By default, all guardrails truncate inputs to 512 tokens for fast inference.
To evaluate the full text, enable chunking mode by setting `max_length=None`:

```python
guard = ToxicityPTGuardrail(max_length=None)   # or ToxicityENGuardrail(max_length=None)
```

In chunking mode, long texts are split into overlapping 512-token windows and
each window is scored independently. The most toxic score across all windows is
used. Latency scales linearly with the number of chunks.

## Model Limitations

### Prompt Injection Guardrail

| Property | Value |
|---|---|
| **Model** | [meta-llama/Prompt-Guard-86M](https://huggingface.co/meta-llama/Prompt-Guard-86M) |
| **Max tokens** | 512 |
| **Language** | English |
| **Parameters** | 86M |
| **Scope** | Input-only (outputs are not checked) |

Texts longer than 512 tokens are truncated. Only the first 512 tokens are evaluated.

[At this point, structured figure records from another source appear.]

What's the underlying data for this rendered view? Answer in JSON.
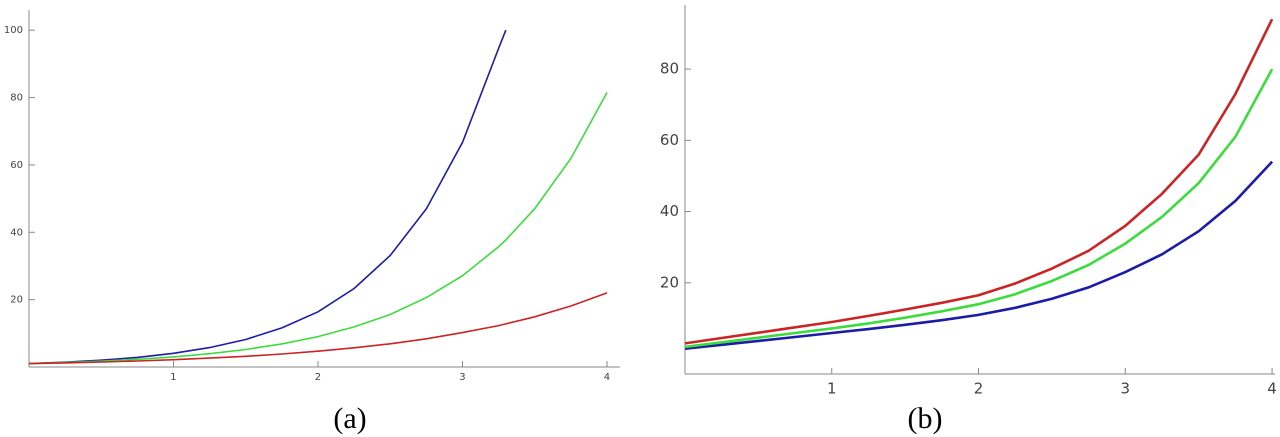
{
  "chart_data": [
    {
      "type": "line",
      "caption": "(a)",
      "x": [
        0,
        0.25,
        0.5,
        0.75,
        1,
        1.25,
        1.5,
        1.75,
        2,
        2.25,
        2.5,
        2.75,
        3,
        3.25,
        3.3,
        3.5,
        3.75,
        4
      ],
      "series": [
        {
          "color": "#1c1ca8",
          "values": [
            1.0,
            1.42,
            2.01,
            2.86,
            4.06,
            5.75,
            8.17,
            11.6,
            16.4,
            23.3,
            33.1,
            47.0,
            66.7,
            94.6,
            100,
            null,
            null,
            null
          ]
        },
        {
          "color": "#3ddc3d",
          "values": [
            1.0,
            1.32,
            1.73,
            2.28,
            3.0,
            3.96,
            5.21,
            6.86,
            9.03,
            11.9,
            15.6,
            20.6,
            27.1,
            35.7,
            37.7,
            47.0,
            61.9,
            81.5
          ]
        },
        {
          "color": "#cc2424",
          "values": [
            1.0,
            1.21,
            1.47,
            1.78,
            2.17,
            2.63,
            3.19,
            3.87,
            4.69,
            5.69,
            6.9,
            8.38,
            10.2,
            12.3,
            12.8,
            14.9,
            18.1,
            22.0
          ]
        }
      ],
      "xlim": [
        0,
        4.09
      ],
      "ylim": [
        0,
        106
      ],
      "xticks": [
        1,
        2,
        3,
        4
      ],
      "yticks": [
        20,
        40,
        60,
        80,
        100
      ]
    },
    {
      "type": "line",
      "caption": "(b)",
      "x": [
        0,
        0.25,
        0.5,
        0.75,
        1,
        1.25,
        1.5,
        1.75,
        2,
        2.25,
        2.5,
        2.75,
        3,
        3.25,
        3.5,
        3.75,
        4
      ],
      "series": [
        {
          "color": "#1c1ca8",
          "values": [
            1.5,
            2.6,
            3.7,
            4.8,
            5.9,
            7,
            8.2,
            9.5,
            11,
            13,
            15.5,
            18.7,
            23,
            28,
            34.5,
            43,
            54
          ]
        },
        {
          "color": "#3ddc3d",
          "values": [
            2,
            3.3,
            4.6,
            5.9,
            7.2,
            8.6,
            10.2,
            12,
            14,
            16.8,
            20.5,
            25,
            31,
            38.5,
            48,
            61,
            80
          ]
        },
        {
          "color": "#cc2424",
          "values": [
            3,
            4.5,
            6,
            7.5,
            9,
            10.7,
            12.5,
            14.4,
            16.5,
            19.8,
            24,
            29,
            36,
            45,
            56,
            73,
            94
          ]
        }
      ],
      "xlim": [
        0,
        4.02
      ],
      "ylim": [
        -5.6,
        98
      ],
      "xticks": [
        1,
        2,
        3,
        4
      ],
      "yticks": [
        20,
        40,
        60,
        80
      ]
    }
  ]
}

### Toxicity Guardrail (PT-BR)

| Property | Value |
|---|---|
| **Model** | [nicholasKluge/ToxiGuardrailPT](https://huggingface.co/nicholasKluge/ToxiGuardrailPT) |
| **Max tokens** | 512 |
| **Language** | Brazilian Portuguese |
| **Parameters** | 109M |
| **Architecture** | BERTimbau (bert-base-portuguese-cased) |
| **Output type** | Single scalar reward score (positive = safe, negative = toxic) |
| **Reported accuracy** | 70.36% (hatecheck-portuguese), 74.04% (told-br) |
| **Scope** | Input and output (output uses sentence-pair encoding for context) |

By default, texts longer than 512 tokens are truncated. Set `max_length=None` to enable chunking for full-text coverage. The model was trained on Brazilian Portuguese data and may not generalize well to European Portuguese or other languages.

### Toxicity Guardrail (EN)

| Property | Value |
|---|---|
| **Model** | [unitary/toxic-bert](https://huggingface.co/unitary/toxic-bert) |
| **Max tokens** | 512 (chunking available via `max_length=None`) |
| **Language** | English |
| **Parameters** | 110M |
| **Architecture** | BERT (bert-base-uncased) |
| **Output type** | Multi-label probabilities across 6 categories |
| **Categories** | `toxic`, `severe_toxic`, `obscene`, `threat`, `insult`, `identity_hate` |
| **Reported AUC** | 0.98636 (Jigsaw Toxic Comment Challenge) |
| **Scope** | Input and output |

By default, texts longer than 512 tokens are truncated. Set `max_length=None` to enable chunking for full-text coverage. The model was trained on English data.